I appreciate the nuance you've shown between "warming up" the results by putting in the claim and asking for evidence (e.g., What is the evidence for and against Bowlero being bad for league play?) versus asking to verify the claim (e.g., "is Bowlero bad for league play?). I teach English 101 at a community college. After your November post on SIFT for AI, I developed a lesson for students to verify a health-related claim or belief they'd always thought. I am teaching that lesson again tomorrow, but this time I will follow these modified steps and encourage people to ask for evidence. Curious to see how it goes, and happy to share if you are interested.
I do wonder about something you shared here: I understand the value of seeking context as a way to reduce misinformation, but I'm inclined to always want to track down the source to feel confident that it is reliable. Am I overthinking this? For instance, if I ask for evidence about microwaves being a risk to one's health (something I grew up hearing), and I get a source telling me that there is "scientific consensus" that microwaves are safe: https://oncodaily.com/oncolibrary/does-microwaved-food-cause-cancer#:~:text=high%2Dheat%20cooking.-,Expert%20Consensus,to%20refine%20dietary%20exposure%20mitigation. I also get this website on HPS (specialists in radiation protection)> https://hps.org/publicinformation/ate/faqs/microwaveovenqa
Part of me wants to validate those sources as being credible, but if I understand correctly, that's not what we're doing here, but we might depending on the stakes or context for the question. Is it then that we're taking the overall answer and clicking through the sources provided through AI mode (without going too deep and verifying them all) to then judge is our claim is evidence based?

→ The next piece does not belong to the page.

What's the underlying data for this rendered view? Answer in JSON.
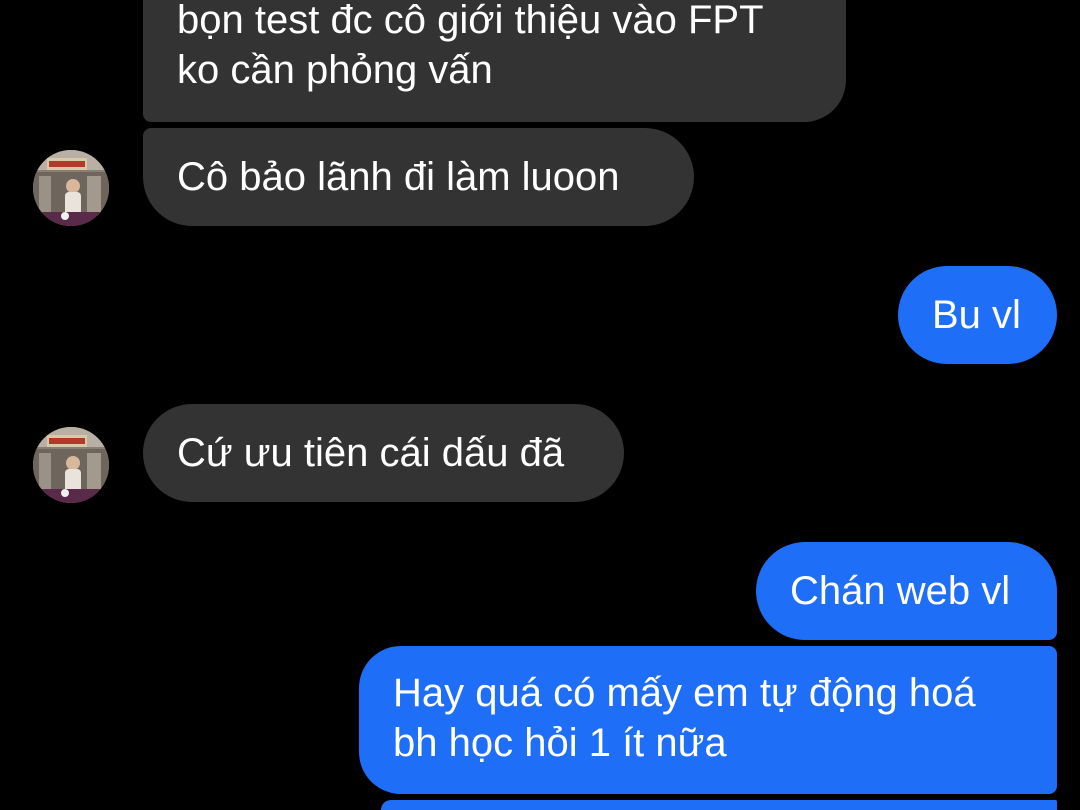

Thanks, and my apologies if this is a bit of a convoluted question here.
I just read your post, and as a Reference Librarian at a community college who teaches the SIFT method, I am wondering if one should use a grounded GenAI tool? Or run your prompt through both a grounded an ungrounded model? I tried the example in the comment below in Gemini, ChatGPT and Co-Pilot. Gemini provides the sources (as her example below did), but the others give their answers (and for some items it might not be correct). I guess I am answering my own question...check the LLM outside of the LLM.